Slash and burn farming is a form of shifting agriculture where the natural vegetation is cut down and burned as a method of clearing the land for cultivation, and then, when the plot becomes infertile, the farmer moves to a new fresh plat and does the same again. This process is repeated over and over.
The soil loses its fertility because the richness of the rainforest is in the trees. As leaves fall or trees die everything is broken down by the soil’s organisms, nutrients are returned to the soil and the tree roots take them up again. Thus continuous recycling keeps everything fertile and growing. When this no longer happens in a cleared plot it soon becomes infertile. Torrential tropical rains quickly wash nutrients out of the soil when it is left bare after harvest
Slashed and burned slope. Photo by Richard Seal 2011.
Maybe about 250 million farmers (they are not easy to count) are forced to eke out a living like that on these poor rainforest soils. By slashing and then burning the forest, these farmers can usually sustain themselves for only 2 consecutive years on the same patch of soil. Indeed quite often they clear a new plot every year.
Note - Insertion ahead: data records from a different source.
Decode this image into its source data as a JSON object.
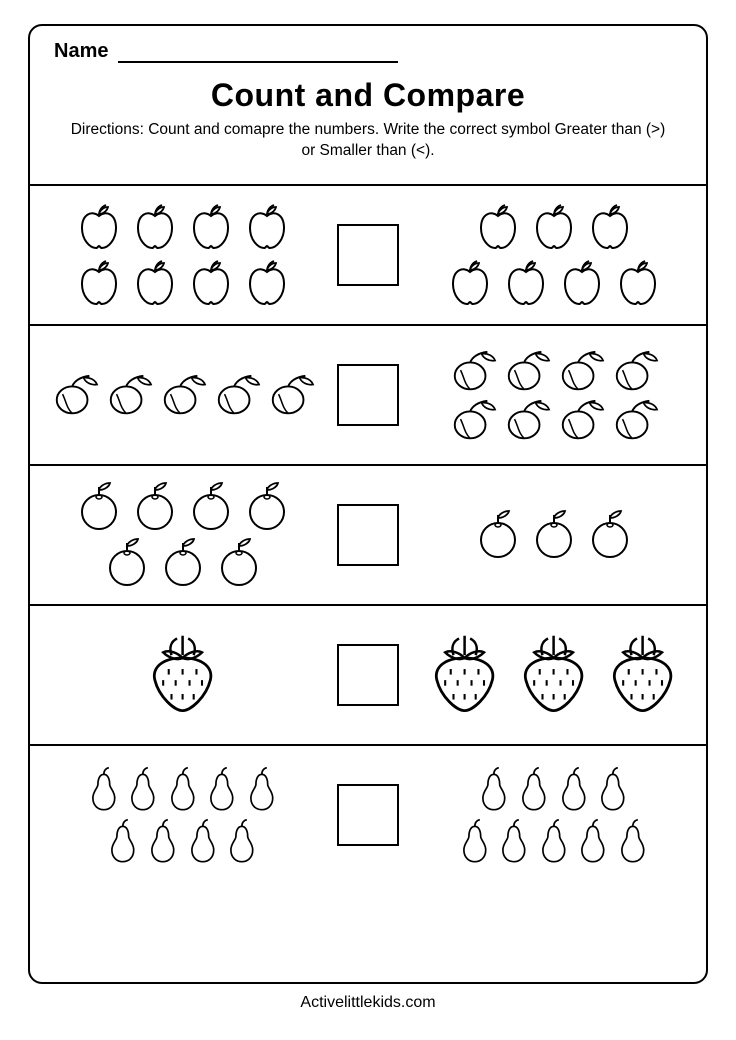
{
  "name_label": "Name",
  "title": "Count and Compare",
  "directions": "Directions: Count and comapre the numbers. Write the correct symbol Greater than (>) or Smaller than (<).",
  "footer": "Activelittlekids.com",
  "stroke_color": "#000000",
  "fill_color": "#ffffff",
  "border_color": "#000000",
  "page_bg": "#ffffff",
  "icon_size": 50,
  "rows": [
    {
      "icon": "apple",
      "left_rows": [
        4,
        4
      ],
      "right_rows": [
        3,
        4
      ]
    },
    {
      "icon": "plum",
      "left_rows": [
        5
      ],
      "right_rows": [
        4,
        4
      ]
    },
    {
      "icon": "orange",
      "left_rows": [
        4,
        3
      ],
      "right_rows": [
        3
      ]
    },
    {
      "icon": "strawberry",
      "left_rows": [
        1
      ],
      "right_rows": [
        3
      ]
    },
    {
      "icon": "pear",
      "left_rows": [
        5,
        4
      ],
      "right_rows": [
        4,
        5
      ]
    }
  ]
}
The soil then loses its fertility and the farmer is faced with either a daily walk of several miles to a new patch or, increasingly as the number of landless farmers grows, they may have to uproot their families to move.
Often they have to cultivate hillsides as all the land lower down is used up, and as they progress up and up they are likely to meet another farmer at the top who has similarly worked his way up from the other side.